The defaults are tuned to be generally robust for single molecule fits typical drug-like molecules. However, you might like to tweak your setting to prioritise accuracy or speed. This page details a few settings you might want to change.

Defaults you may want to change#

  • Reference MLP: aimnet2. Fast and generally robust. See how to choose an MLP for more details.
  • n_iterations (default 2). Each iteration retrains using MD sampled with the previous iteration's force field. Iteration 2 typically improves test loss over iteration 1. Set to 1 for fast iteration.
  • training_sampling_settings.n_conformers (default 10). More conformers means more diverse starting points for sampling, and since sampling time is per-conformer, this increases sampling time — useful for flexible molecules with many rotatable bonds.
  • param_settings.msm_settings (default: enabled). Set to null in the YAML (None in Python) to disable MSM initialisation. The modified Seminario method initialises bond and angle equilibrium values directly from MLP-minimised geometries, ignoring the effect of non-bonded interactions on equilibrium geometry. This can introduce instabilities due to, for example, overly short N–C bonds in sulfonamides. If you see large initial bond/angle deviations, try disabling MSM so that bond and angle parameters start from the parent force field values instead. Initial losses will typically be higher but generall converge to similar values as with MSM.
  • training_sampling_settings.sampling_protocol (default mm_md_metadynamics_torsion_minimisation). The default protocol includes short MLP minimisations which improve torsion scan performance. However, these are expensive and can cause connectivity changes (e.g. proton hopping in phosphates).

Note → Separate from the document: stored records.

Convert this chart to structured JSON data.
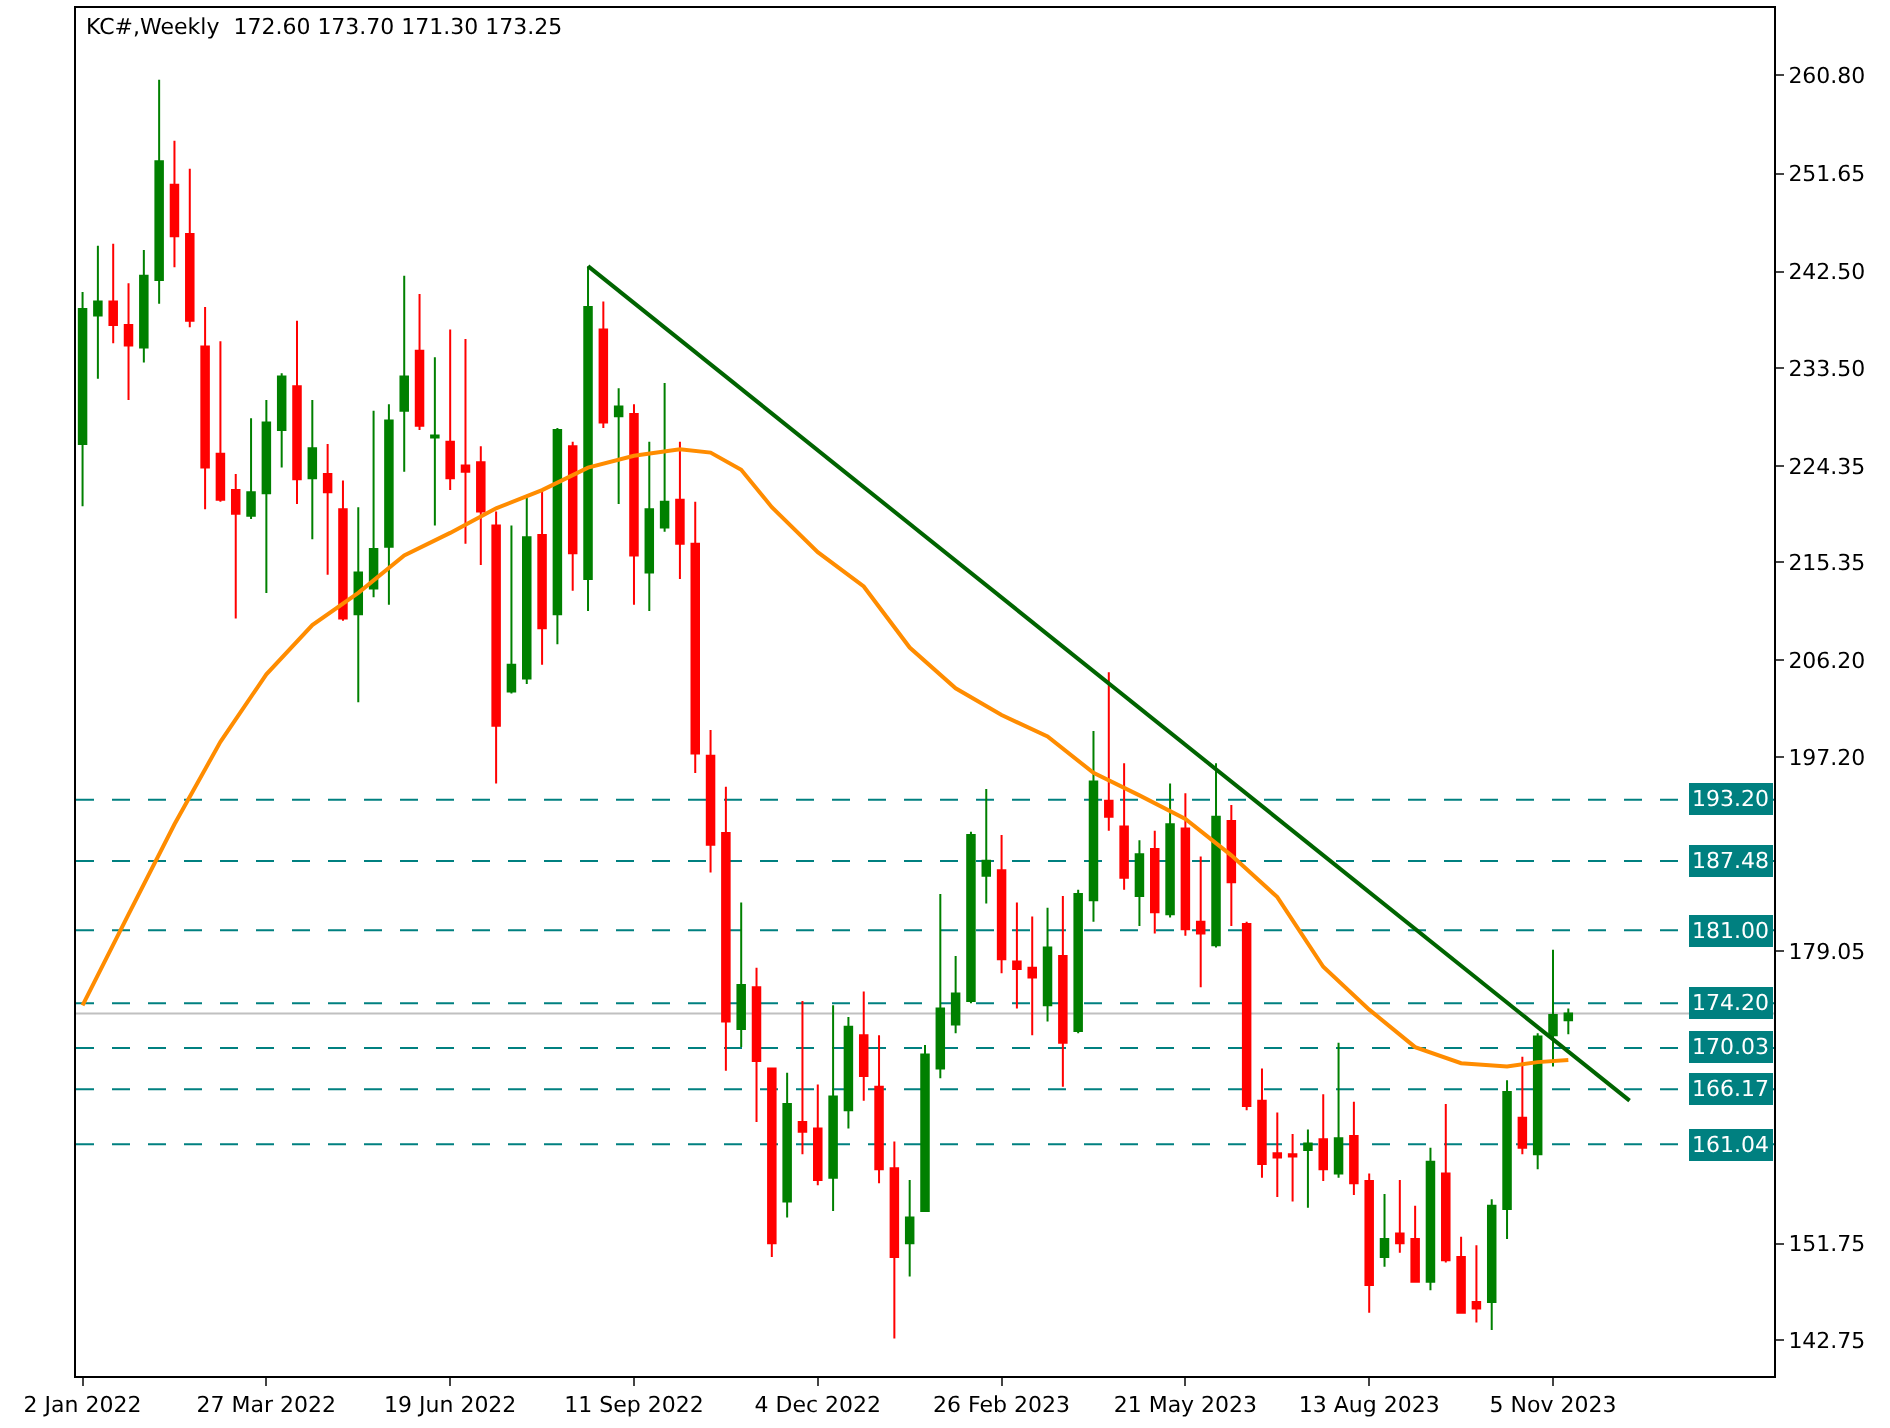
{
  "chart_data": {
    "type": "candlestick",
    "title": "KC#,Weekly  172.60 173.70 171.30 173.25",
    "colors": [
      "#008000",
      "#008000",
      "#ff0000",
      "#ff0000",
      "#008000",
      "#008000",
      "#ff0000",
      "#ff0000",
      "#ff0000",
      "#ff0000",
      "#ff0000",
      "#008000",
      "#008000",
      "#008000",
      "#ff0000",
      "#008000",
      "#ff0000",
      "#ff0000",
      "#008000",
      "#008000",
      "#008000",
      "#008000",
      "#ff0000",
      "#008000",
      "#ff0000",
      "#ff0000",
      "#ff0000",
      "#ff0000",
      "#008000",
      "#008000",
      "#ff0000",
      "#008000",
      "#ff0000",
      "#008000",
      "#ff0000",
      "#008000",
      "#ff0000",
      "#008000",
      "#008000",
      "#ff0000",
      "#ff0000",
      "#ff0000",
      "#ff0000",
      "#008000",
      "#ff0000",
      "#ff0000",
      "#008000",
      "#ff0000",
      "#ff0000",
      "#008000",
      "#008000",
      "#ff0000",
      "#ff0000",
      "#ff0000",
      "#008000",
      "#008000",
      "#008000",
      "#008000",
      "#008000",
      "#008000",
      "#ff0000",
      "#ff0000",
      "#ff0000",
      "#008000",
      "#ff0000",
      "#008000",
      "#008000",
      "#ff0000",
      "#ff0000",
      "#008000",
      "#ff0000",
      "#008000",
      "#ff0000",
      "#ff0000",
      "#008000",
      "#ff0000",
      "#ff0000",
      "#ff0000",
      "#ff0000",
      "#ff0000",
      "#008000",
      "#ff0000",
      "#008000",
      "#ff0000",
      "#ff0000",
      "#008000",
      "#ff0000",
      "#ff0000",
      "#008000",
      "#ff0000",
      "#ff0000",
      "#ff0000",
      "#008000",
      "#008000",
      "#ff0000",
      "#008000",
      "#008000",
      "#008000"
    ],
    "x": [
      "2022-01-02",
      "2022-01-09",
      "2022-01-16",
      "2022-01-23",
      "2022-01-30",
      "2022-02-06",
      "2022-02-13",
      "2022-02-20",
      "2022-02-27",
      "2022-03-06",
      "2022-03-13",
      "2022-03-20",
      "2022-03-27",
      "2022-04-03",
      "2022-04-10",
      "2022-04-17",
      "2022-04-24",
      "2022-05-01",
      "2022-05-08",
      "2022-05-15",
      "2022-05-22",
      "2022-05-29",
      "2022-06-05",
      "2022-06-12",
      "2022-06-19",
      "2022-06-26",
      "2022-07-03",
      "2022-07-10",
      "2022-07-17",
      "2022-07-24",
      "2022-07-31",
      "2022-08-07",
      "2022-08-14",
      "2022-08-21",
      "2022-08-28",
      "2022-09-04",
      "2022-09-11",
      "2022-09-18",
      "2022-09-25",
      "2022-10-02",
      "2022-10-09",
      "2022-10-16",
      "2022-10-23",
      "2022-10-30",
      "2022-11-06",
      "2022-11-13",
      "2022-11-20",
      "2022-11-27",
      "2022-12-04",
      "2022-12-11",
      "2022-12-18",
      "2022-12-25",
      "2023-01-01",
      "2023-01-08",
      "2023-01-15",
      "2023-01-22",
      "2023-01-29",
      "2023-02-05",
      "2023-02-12",
      "2023-02-19",
      "2023-02-26",
      "2023-03-05",
      "2023-03-12",
      "2023-03-19",
      "2023-03-26",
      "2023-04-02",
      "2023-04-09",
      "2023-04-16",
      "2023-04-23",
      "2023-04-30",
      "2023-05-07",
      "2023-05-14",
      "2023-05-21",
      "2023-05-28",
      "2023-06-04",
      "2023-06-11",
      "2023-06-18",
      "2023-06-25",
      "2023-07-02",
      "2023-07-09",
      "2023-07-16",
      "2023-07-23",
      "2023-07-30",
      "2023-08-06",
      "2023-08-13",
      "2023-08-20",
      "2023-08-27",
      "2023-09-03",
      "2023-09-10",
      "2023-09-17",
      "2023-09-24",
      "2023-10-01",
      "2023-10-08",
      "2023-10-15",
      "2023-10-22",
      "2023-10-29",
      "2023-11-05",
      "2023-11-12"
    ],
    "ohlc": [
      [
        226.4,
        240.6,
        220.6,
        239.0
      ],
      [
        238.4,
        244.9,
        232.5,
        239.7
      ],
      [
        239.7,
        245.1,
        235.8,
        237.5
      ],
      [
        237.5,
        241.4,
        230.5,
        235.6
      ],
      [
        235.4,
        244.5,
        234.0,
        242.1
      ],
      [
        241.7,
        260.4,
        239.5,
        252.8
      ],
      [
        250.6,
        254.7,
        242.9,
        245.8
      ],
      [
        246.0,
        252.1,
        237.3,
        237.9
      ],
      [
        235.5,
        239.2,
        220.3,
        224.2
      ],
      [
        225.5,
        236.0,
        221.0,
        221.2
      ],
      [
        222.1,
        223.6,
        210.1,
        219.9
      ],
      [
        219.7,
        228.8,
        219.4,
        221.9
      ],
      [
        221.8,
        230.5,
        212.5,
        228.4
      ],
      [
        227.7,
        233.0,
        224.2,
        232.7
      ],
      [
        231.8,
        237.9,
        220.8,
        223.1
      ],
      [
        223.2,
        230.5,
        217.5,
        226.0
      ],
      [
        223.6,
        226.4,
        214.2,
        221.9
      ],
      [
        220.3,
        223.0,
        209.9,
        210.1
      ],
      [
        210.5,
        220.5,
        202.3,
        214.4
      ],
      [
        212.9,
        229.5,
        212.1,
        216.6
      ],
      [
        216.8,
        230.1,
        211.4,
        228.6
      ],
      [
        229.5,
        242.1,
        223.8,
        232.7
      ],
      [
        235.1,
        240.4,
        227.7,
        228.1
      ],
      [
        227.0,
        234.5,
        218.8,
        227.2
      ],
      [
        226.6,
        237.1,
        222.1,
        223.2
      ],
      [
        224.4,
        236.2,
        217.1,
        223.8
      ],
      [
        224.7,
        226.2,
        215.1,
        220.1
      ],
      [
        218.8,
        220.1,
        194.7,
        200.1
      ],
      [
        203.3,
        218.8,
        203.1,
        205.8
      ],
      [
        204.5,
        221.6,
        204.0,
        217.7
      ],
      [
        217.9,
        222.1,
        205.8,
        209.2
      ],
      [
        210.5,
        227.9,
        207.7,
        227.7
      ],
      [
        226.2,
        226.6,
        212.7,
        216.2
      ],
      [
        213.8,
        243.0,
        210.8,
        239.2
      ],
      [
        237.1,
        239.7,
        227.9,
        228.4
      ],
      [
        229.0,
        231.6,
        220.8,
        229.9
      ],
      [
        229.2,
        230.1,
        211.4,
        216.0
      ],
      [
        214.4,
        226.6,
        210.8,
        220.3
      ],
      [
        218.6,
        232.1,
        218.2,
        221.0
      ],
      [
        221.2,
        226.6,
        213.8,
        217.1
      ],
      [
        217.1,
        221.0,
        195.7,
        197.5
      ],
      [
        197.3,
        199.7,
        186.4,
        189.0
      ],
      [
        190.1,
        194.4,
        167.9,
        172.5
      ],
      [
        171.8,
        183.6,
        170.1,
        175.9
      ],
      [
        175.7,
        177.5,
        163.1,
        168.8
      ],
      [
        168.1,
        168.1,
        150.5,
        151.8
      ],
      [
        155.7,
        167.7,
        154.2,
        164.8
      ],
      [
        163.1,
        174.4,
        160.1,
        162.2
      ],
      [
        162.5,
        166.6,
        157.2,
        157.7
      ],
      [
        157.9,
        174.0,
        154.8,
        165.5
      ],
      [
        164.2,
        172.9,
        162.5,
        172.0
      ],
      [
        171.2,
        175.3,
        165.1,
        167.4
      ],
      [
        166.4,
        171.2,
        157.4,
        158.7
      ],
      [
        158.8,
        161.3,
        142.9,
        150.5
      ],
      [
        151.8,
        157.7,
        148.7,
        154.2
      ],
      [
        154.8,
        170.3,
        154.8,
        169.4
      ],
      [
        168.1,
        184.4,
        167.2,
        173.7
      ],
      [
        172.2,
        178.6,
        171.4,
        175.1
      ],
      [
        174.4,
        190.2,
        174.2,
        189.9
      ],
      [
        186.1,
        194.2,
        183.5,
        187.5
      ],
      [
        186.6,
        189.9,
        177.0,
        178.3
      ],
      [
        178.1,
        183.6,
        173.7,
        177.4
      ],
      [
        177.5,
        182.3,
        171.2,
        176.6
      ],
      [
        174.0,
        183.1,
        172.5,
        179.4
      ],
      [
        178.6,
        184.2,
        166.4,
        170.5
      ],
      [
        171.6,
        184.8,
        171.4,
        184.4
      ],
      [
        183.8,
        199.6,
        181.8,
        194.9
      ],
      [
        193.1,
        205.1,
        190.3,
        191.6
      ],
      [
        190.7,
        196.6,
        184.8,
        185.9
      ],
      [
        184.2,
        189.4,
        181.4,
        188.1
      ],
      [
        188.6,
        190.3,
        180.7,
        182.7
      ],
      [
        182.5,
        194.7,
        182.2,
        190.9
      ],
      [
        190.5,
        193.8,
        180.5,
        181.1
      ],
      [
        181.8,
        187.9,
        175.7,
        180.7
      ],
      [
        179.6,
        196.6,
        179.4,
        191.6
      ],
      [
        191.2,
        192.7,
        181.4,
        185.5
      ],
      [
        181.6,
        181.8,
        164.2,
        164.6
      ],
      [
        165.1,
        168.1,
        157.9,
        159.2
      ],
      [
        160.2,
        164.0,
        156.1,
        159.8
      ],
      [
        160.1,
        162.0,
        155.7,
        159.9
      ],
      [
        160.5,
        162.4,
        155.1,
        161.1
      ],
      [
        161.5,
        165.7,
        157.6,
        158.7
      ],
      [
        158.3,
        170.5,
        157.9,
        161.6
      ],
      [
        161.8,
        165.0,
        156.3,
        157.4
      ],
      [
        157.6,
        158.3,
        145.3,
        147.9
      ],
      [
        150.5,
        156.4,
        149.6,
        152.2
      ],
      [
        152.7,
        157.7,
        150.9,
        151.8
      ],
      [
        152.2,
        155.3,
        148.1,
        148.2
      ],
      [
        148.2,
        160.7,
        147.4,
        159.4
      ],
      [
        158.3,
        164.8,
        150.0,
        150.2
      ],
      [
        150.5,
        152.4,
        145.2,
        145.3
      ],
      [
        146.3,
        151.6,
        144.4,
        145.7
      ],
      [
        146.3,
        155.9,
        143.7,
        155.3
      ],
      [
        155.0,
        167.0,
        152.2,
        165.9
      ],
      [
        163.5,
        169.2,
        160.1,
        160.7
      ],
      [
        160.1,
        171.4,
        158.7,
        171.1
      ],
      [
        171.2,
        179.2,
        168.3,
        173.1
      ],
      [
        172.6,
        173.7,
        171.3,
        173.25
      ]
    ],
    "series": [
      {
        "type": "line",
        "color": "#ff8c00",
        "x": [
          "2022-01-02",
          "2022-01-23",
          "2022-02-13",
          "2022-03-06",
          "2022-03-27",
          "2022-04-17",
          "2022-05-08",
          "2022-05-29",
          "2022-06-19",
          "2022-07-10",
          "2022-07-31",
          "2022-08-21",
          "2022-09-11",
          "2022-10-02",
          "2022-10-16",
          "2022-10-30",
          "2022-11-13",
          "2022-12-04",
          "2022-12-25",
          "2023-01-15",
          "2023-02-05",
          "2023-02-26",
          "2023-03-19",
          "2023-04-09",
          "2023-04-30",
          "2023-05-21",
          "2023-06-11",
          "2023-07-02",
          "2023-07-23",
          "2023-08-13",
          "2023-09-03",
          "2023-09-24",
          "2023-10-15",
          "2023-10-29",
          "2023-11-12"
        ],
        "values": [
          174.0,
          182.5,
          190.9,
          198.6,
          204.9,
          209.5,
          212.5,
          216.0,
          218.1,
          220.4,
          222.1,
          224.2,
          225.3,
          225.9,
          225.6,
          224.0,
          220.5,
          216.3,
          213.1,
          207.4,
          203.6,
          201.1,
          199.1,
          195.7,
          193.6,
          191.4,
          188.0,
          184.1,
          177.6,
          173.6,
          170.1,
          168.6,
          168.3,
          168.7,
          168.9
        ]
      },
      {
        "type": "line",
        "color": "#006400",
        "x": [
          "2022-08-21",
          "2023-12-10"
        ],
        "values": [
          243.0,
          165.1
        ]
      }
    ],
    "ref_lines": [
      {
        "axis": "y",
        "value": 193.2,
        "label": "193.20",
        "color": "#008080",
        "line_style": "dashed"
      },
      {
        "axis": "y",
        "value": 187.48,
        "label": "187.48",
        "color": "#008080",
        "line_style": "dashed"
      },
      {
        "axis": "y",
        "value": 181.0,
        "label": "181.00",
        "color": "#008080",
        "line_style": "dashed"
      },
      {
        "axis": "y",
        "value": 174.2,
        "label": "174.20",
        "color": "#008080",
        "line_style": "dashed"
      },
      {
        "axis": "y",
        "value": 170.03,
        "label": "170.03",
        "color": "#008080",
        "line_style": "dashed"
      },
      {
        "axis": "y",
        "value": 166.17,
        "label": "166.17",
        "color": "#008080",
        "line_style": "dashed"
      },
      {
        "axis": "y",
        "value": 161.04,
        "label": "161.04",
        "color": "#008080",
        "line_style": "dashed"
      },
      {
        "axis": "y",
        "value": 173.25,
        "color": "#c0c0c0",
        "line_style": "solid"
      }
    ],
    "xlim": [
      "2021-12-30",
      "2024-02-14"
    ],
    "xticks": [
      {
        "value": "2022-01-02",
        "label": "2 Jan 2022"
      },
      {
        "value": "2022-03-27",
        "label": "27 Mar 2022"
      },
      {
        "value": "2022-06-19",
        "label": "19 Jun 2022"
      },
      {
        "value": "2022-09-11",
        "label": "11 Sep 2022"
      },
      {
        "value": "2022-12-04",
        "label": "4 Dec 2022"
      },
      {
        "value": "2023-02-26",
        "label": "26 Feb 2023"
      },
      {
        "value": "2023-05-21",
        "label": "21 May 2023"
      },
      {
        "value": "2023-08-13",
        "label": "13 Aug 2023"
      },
      {
        "value": "2023-11-05",
        "label": "5 Nov 2023"
      }
    ],
    "ylim": [
      139.4,
      267.1
    ],
    "yticks": [
      {
        "value": 260.8,
        "label": "260.80"
      },
      {
        "value": 251.65,
        "label": "251.65"
      },
      {
        "value": 242.5,
        "label": "242.50"
      },
      {
        "value": 233.5,
        "label": "233.50"
      },
      {
        "value": 224.35,
        "label": "224.35"
      },
      {
        "value": 215.35,
        "label": "215.35"
      },
      {
        "value": 206.2,
        "label": "206.20"
      },
      {
        "value": 197.2,
        "label": "197.20"
      },
      {
        "value": 179.05,
        "label": "179.05"
      },
      {
        "value": 151.75,
        "label": "151.75"
      },
      {
        "value": 142.75,
        "label": "142.75"
      }
    ],
    "tick_labels": true
  }
}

Switching to mm_md_metadynamics, which uses only MM-driven sampling, substantially reduces cost and avoids connectivity changes.

Run it (CLI)#

presto train --param-settings.molecules "CCC(CC)C(=O)Nc2cc(NC(=O)c1c(Cl)cccc1Cl)ccn2"

Override individual fields with dotted flags:

presto train \
    --param-settings.molecules "CCO" \
    --n-iterations 1 \
    --training-settings.n-epochs 200

Run it (YAML)#

presto write-default-yaml workflow_settings.yaml
# edit param_settings.molecules, optionally tune the fields above
presto train-from-yaml workflow_settings.yaml

See the API reference for the full settings documentation.

After the fit#

Check the diagnostic plots in plots/. The first things to look at are loss.png, correlation_mol0.png, and parameter_differences_mol0.png — see Inspect outputs and plots.